Gece O Kadar Kirliydi ki İkisi de Kayboldu isimli oyunu, Brezilyalı yazar Plinio Marcos yazmış, yazar ve çevirmen Orhan Güner dilimize kazandırmıştır.
Oyunda, pazarda çalışan ve aynı bodrum katını paylaşan iki hamalın hikayesi anlatılmakta. Liseyi bitirmiş ve bu yüzden kendini diğerinden daha bilgili ilan eden, bulunduğu durumu bankada memuriyet gibi bir iş bularak değiştireceğini düşünen, metropole tarladan gelmiş Tonho ile şehirde büyümüş, şehir hayatını tanıyan ve bu yönüyle diğerine üstünlük sağlayan, okumamış, yoksulluğu bilen, bir şeyler kazanmak için her türlü yolu mübah gören, bundan gocunmayan, sınıf atlama gayretinde olmayıp, şehir hayatının sunduğu her türlü zevki tatmak isteyen Pako’nun hikayesi.

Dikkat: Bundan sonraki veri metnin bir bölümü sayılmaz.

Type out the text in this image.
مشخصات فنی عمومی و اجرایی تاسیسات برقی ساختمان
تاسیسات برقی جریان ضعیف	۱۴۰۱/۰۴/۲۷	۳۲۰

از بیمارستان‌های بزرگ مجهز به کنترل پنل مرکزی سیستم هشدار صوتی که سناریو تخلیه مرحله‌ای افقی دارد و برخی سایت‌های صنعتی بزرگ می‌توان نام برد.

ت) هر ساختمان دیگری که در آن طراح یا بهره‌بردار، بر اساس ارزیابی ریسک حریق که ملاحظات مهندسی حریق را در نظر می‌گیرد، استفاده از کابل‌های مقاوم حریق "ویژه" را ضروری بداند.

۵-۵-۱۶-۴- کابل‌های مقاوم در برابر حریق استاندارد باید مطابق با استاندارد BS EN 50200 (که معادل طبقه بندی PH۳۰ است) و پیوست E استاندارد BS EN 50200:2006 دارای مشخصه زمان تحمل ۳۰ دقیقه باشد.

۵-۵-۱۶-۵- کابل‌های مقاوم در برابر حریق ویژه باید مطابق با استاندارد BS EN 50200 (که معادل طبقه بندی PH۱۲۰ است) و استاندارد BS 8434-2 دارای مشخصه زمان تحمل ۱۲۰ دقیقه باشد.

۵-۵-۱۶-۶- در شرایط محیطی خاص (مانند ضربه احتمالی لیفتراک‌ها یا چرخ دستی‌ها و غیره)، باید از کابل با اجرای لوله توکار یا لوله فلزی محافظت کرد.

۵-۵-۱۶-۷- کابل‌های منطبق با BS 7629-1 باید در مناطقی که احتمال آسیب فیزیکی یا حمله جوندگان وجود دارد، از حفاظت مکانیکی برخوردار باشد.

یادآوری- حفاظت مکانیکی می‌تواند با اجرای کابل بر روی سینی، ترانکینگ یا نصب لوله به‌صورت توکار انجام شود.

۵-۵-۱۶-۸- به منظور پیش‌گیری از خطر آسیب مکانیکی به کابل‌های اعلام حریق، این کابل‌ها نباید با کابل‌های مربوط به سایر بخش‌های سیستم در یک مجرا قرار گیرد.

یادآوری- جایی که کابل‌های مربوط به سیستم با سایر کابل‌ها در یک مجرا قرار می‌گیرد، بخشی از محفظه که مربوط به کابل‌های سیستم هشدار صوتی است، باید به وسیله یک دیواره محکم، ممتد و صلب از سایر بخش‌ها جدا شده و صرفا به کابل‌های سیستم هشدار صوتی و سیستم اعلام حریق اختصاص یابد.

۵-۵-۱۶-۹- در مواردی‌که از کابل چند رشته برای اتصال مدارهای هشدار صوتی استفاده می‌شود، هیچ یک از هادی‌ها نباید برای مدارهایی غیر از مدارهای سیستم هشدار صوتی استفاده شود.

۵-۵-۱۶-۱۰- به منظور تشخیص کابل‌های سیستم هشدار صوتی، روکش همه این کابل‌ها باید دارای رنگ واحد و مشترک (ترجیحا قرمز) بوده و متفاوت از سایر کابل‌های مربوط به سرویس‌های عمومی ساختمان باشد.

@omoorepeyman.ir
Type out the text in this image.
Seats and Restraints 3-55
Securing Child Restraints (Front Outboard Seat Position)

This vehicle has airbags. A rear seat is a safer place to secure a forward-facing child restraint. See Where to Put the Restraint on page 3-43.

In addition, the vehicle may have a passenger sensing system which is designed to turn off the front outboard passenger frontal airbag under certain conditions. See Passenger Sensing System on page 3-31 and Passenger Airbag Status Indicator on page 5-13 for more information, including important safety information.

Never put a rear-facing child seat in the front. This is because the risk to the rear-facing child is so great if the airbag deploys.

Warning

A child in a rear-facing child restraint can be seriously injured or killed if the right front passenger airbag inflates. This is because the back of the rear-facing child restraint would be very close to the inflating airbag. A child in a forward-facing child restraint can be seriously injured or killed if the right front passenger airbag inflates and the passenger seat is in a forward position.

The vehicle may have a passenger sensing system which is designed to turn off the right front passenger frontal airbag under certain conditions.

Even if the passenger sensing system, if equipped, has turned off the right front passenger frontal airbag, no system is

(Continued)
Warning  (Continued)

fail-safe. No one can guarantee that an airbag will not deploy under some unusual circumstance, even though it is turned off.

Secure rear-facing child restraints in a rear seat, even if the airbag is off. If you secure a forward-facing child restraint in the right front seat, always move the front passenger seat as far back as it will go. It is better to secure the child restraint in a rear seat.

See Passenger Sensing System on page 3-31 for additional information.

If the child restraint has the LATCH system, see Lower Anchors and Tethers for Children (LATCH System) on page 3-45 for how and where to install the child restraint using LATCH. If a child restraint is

İki karakterin birbirini ötekileştirip, hiçbir şeyi paylaşmayıp, çoğaltmayıp, metropolün pisliğinde ve karanlığında yok oluşa sürüklenmelerinin samimi bir anlatımı “Gece O Kadar Kirliydi ki ikisi de Kayboldu”.
Tiyatro Baykuş’un oyuna, hikayeye ve karakterlere yaklaşımı ise tam tersi; ötekileştirmeden, yabancılaşmadan hikayeyi anlatmak. Günümüz hastalığı olan birbirimizin sırtına basarak sınıf atlama telaşının, bir şeylere sahip olma hırsının bireysel bir hastalık olmadığını bilerek, tam da bu nedenle karakterleri suçlamadan, onları anlamaya, anlatmaya çalışmak.
Çünkü biz biliyoruz ki yoksulluk suç değil ve yoksullartırılmış insanların birbirlerini yok etmesi için daima bir sebep bulunur.